In conjunction with the rapidly evolving algorithmic space, another shift that is beginning to happen is with deep learning execution (while training still remains in the cloud) starting to move to the device, where power consumption comes at a premium. Apple’s recent announcement of neural network libraries available for iOS, and Samsung’s M1 architecture revealing a neural network predictor illustrate the growing shift toward neural network processors on devices. The on-device approach has major applications in drones, robots, autonomous vehicles, and smartphones. The biggest drivers for neural networks on devices are image recognition and natural language processing (NLP) to be done on the fly. Qualcomm has shown its Zeroth platform being able to perform on-device deep learning using existing Snapdragon processors. Qualcomm’s focus right now is to extract optimizations in existing hardware and software to perform on-device deep learning. However, in the long run, Qualcomm and other device makers are likely to move toward a neural network processor (NNU) architecture which will be dedicated to running and accelerating on-device deep learning, in addition to existing central processing units (CPUs), GPUs, and DSPs.
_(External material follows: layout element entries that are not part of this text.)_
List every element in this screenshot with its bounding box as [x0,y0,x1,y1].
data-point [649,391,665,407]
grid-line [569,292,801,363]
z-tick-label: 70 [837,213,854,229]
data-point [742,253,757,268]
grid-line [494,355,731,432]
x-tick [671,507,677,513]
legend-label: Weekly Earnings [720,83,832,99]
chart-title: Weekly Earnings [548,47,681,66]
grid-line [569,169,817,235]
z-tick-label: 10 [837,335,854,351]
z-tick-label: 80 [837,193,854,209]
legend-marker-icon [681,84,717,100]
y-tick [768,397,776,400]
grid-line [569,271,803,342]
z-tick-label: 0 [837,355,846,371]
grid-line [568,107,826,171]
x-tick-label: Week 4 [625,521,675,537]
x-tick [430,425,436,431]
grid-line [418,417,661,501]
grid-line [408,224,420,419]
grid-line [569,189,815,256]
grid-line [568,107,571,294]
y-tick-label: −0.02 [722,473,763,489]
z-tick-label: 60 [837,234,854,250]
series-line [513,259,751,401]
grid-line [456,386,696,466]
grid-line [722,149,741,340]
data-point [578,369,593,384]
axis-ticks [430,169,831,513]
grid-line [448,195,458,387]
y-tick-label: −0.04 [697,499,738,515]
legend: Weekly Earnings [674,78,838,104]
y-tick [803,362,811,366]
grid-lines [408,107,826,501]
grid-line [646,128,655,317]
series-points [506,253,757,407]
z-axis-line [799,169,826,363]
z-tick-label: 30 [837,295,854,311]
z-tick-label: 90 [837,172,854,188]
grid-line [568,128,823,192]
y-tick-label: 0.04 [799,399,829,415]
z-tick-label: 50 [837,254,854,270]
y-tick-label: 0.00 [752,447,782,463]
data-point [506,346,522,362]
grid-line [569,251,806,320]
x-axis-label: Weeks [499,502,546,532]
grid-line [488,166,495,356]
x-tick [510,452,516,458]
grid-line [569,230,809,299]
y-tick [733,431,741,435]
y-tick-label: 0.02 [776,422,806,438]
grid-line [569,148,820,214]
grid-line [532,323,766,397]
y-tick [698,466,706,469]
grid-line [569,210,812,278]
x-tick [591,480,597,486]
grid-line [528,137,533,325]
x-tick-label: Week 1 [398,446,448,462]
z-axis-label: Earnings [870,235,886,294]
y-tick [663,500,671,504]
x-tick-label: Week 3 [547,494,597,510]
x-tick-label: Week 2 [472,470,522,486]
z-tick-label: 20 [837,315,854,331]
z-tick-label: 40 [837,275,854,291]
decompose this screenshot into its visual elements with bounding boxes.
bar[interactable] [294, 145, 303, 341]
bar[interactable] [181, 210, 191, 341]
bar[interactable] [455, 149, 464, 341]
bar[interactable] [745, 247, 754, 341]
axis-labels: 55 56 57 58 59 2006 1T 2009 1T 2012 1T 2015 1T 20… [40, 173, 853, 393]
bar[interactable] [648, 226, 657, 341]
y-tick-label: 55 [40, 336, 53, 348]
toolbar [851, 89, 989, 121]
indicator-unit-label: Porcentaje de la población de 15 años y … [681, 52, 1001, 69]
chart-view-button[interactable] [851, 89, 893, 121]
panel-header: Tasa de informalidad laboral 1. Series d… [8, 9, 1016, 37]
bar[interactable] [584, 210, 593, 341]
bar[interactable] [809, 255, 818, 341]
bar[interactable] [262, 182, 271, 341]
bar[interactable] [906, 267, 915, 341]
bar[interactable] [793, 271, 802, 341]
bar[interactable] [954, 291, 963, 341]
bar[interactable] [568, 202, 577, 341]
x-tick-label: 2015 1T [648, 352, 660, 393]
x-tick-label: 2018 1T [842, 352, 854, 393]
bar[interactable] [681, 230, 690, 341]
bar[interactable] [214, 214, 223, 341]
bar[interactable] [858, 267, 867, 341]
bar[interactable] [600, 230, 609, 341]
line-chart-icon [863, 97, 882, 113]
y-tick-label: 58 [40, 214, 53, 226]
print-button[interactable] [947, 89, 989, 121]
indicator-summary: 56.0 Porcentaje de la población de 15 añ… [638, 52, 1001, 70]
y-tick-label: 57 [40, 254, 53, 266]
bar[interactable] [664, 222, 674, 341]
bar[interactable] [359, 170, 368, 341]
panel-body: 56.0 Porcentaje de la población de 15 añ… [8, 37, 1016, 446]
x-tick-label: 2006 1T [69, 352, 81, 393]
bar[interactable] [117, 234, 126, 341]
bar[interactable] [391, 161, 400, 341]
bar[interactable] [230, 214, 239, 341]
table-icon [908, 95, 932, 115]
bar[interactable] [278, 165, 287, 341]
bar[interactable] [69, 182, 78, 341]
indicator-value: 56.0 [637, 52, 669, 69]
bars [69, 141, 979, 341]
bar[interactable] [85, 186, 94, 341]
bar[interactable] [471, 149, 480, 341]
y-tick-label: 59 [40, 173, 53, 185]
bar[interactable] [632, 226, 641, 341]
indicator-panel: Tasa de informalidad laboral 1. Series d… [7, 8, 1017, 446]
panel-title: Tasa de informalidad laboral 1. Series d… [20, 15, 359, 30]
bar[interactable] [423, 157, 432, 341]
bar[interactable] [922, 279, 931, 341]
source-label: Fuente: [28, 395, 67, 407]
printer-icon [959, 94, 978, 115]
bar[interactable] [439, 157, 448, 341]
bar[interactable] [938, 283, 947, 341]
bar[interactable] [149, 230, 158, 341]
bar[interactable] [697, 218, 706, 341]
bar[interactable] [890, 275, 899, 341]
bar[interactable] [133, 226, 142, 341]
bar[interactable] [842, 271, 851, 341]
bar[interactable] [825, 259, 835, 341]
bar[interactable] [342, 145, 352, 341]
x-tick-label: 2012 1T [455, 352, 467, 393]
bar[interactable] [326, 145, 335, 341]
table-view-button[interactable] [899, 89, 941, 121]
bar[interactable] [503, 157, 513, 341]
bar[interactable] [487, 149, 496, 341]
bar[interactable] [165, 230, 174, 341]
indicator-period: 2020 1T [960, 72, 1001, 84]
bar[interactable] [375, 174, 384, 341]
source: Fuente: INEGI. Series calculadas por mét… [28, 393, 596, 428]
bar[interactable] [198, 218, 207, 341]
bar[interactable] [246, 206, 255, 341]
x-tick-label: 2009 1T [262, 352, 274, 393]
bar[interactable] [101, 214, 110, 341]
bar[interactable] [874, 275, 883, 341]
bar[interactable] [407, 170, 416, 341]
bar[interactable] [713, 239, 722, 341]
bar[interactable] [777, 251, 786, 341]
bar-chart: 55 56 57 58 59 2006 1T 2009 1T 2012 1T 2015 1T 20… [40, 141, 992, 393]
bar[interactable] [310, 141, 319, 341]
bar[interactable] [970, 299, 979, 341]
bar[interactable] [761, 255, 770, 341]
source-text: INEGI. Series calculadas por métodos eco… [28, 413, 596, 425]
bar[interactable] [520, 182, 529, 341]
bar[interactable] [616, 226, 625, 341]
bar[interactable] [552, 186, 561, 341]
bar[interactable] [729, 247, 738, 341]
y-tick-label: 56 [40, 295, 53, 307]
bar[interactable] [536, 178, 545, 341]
The evolving nature of deep learning algorithms and workloads could also have a role to play in how the processing is distributed between the cloud and the device, and ultimately which architecture is best suited.
While hardware vendors are keen to get ahead of the game in terms of speeding up and powering down server-based deep learning, the ultimate prize is in defining and establishing itself in the high-volume on-device deep learning processor market.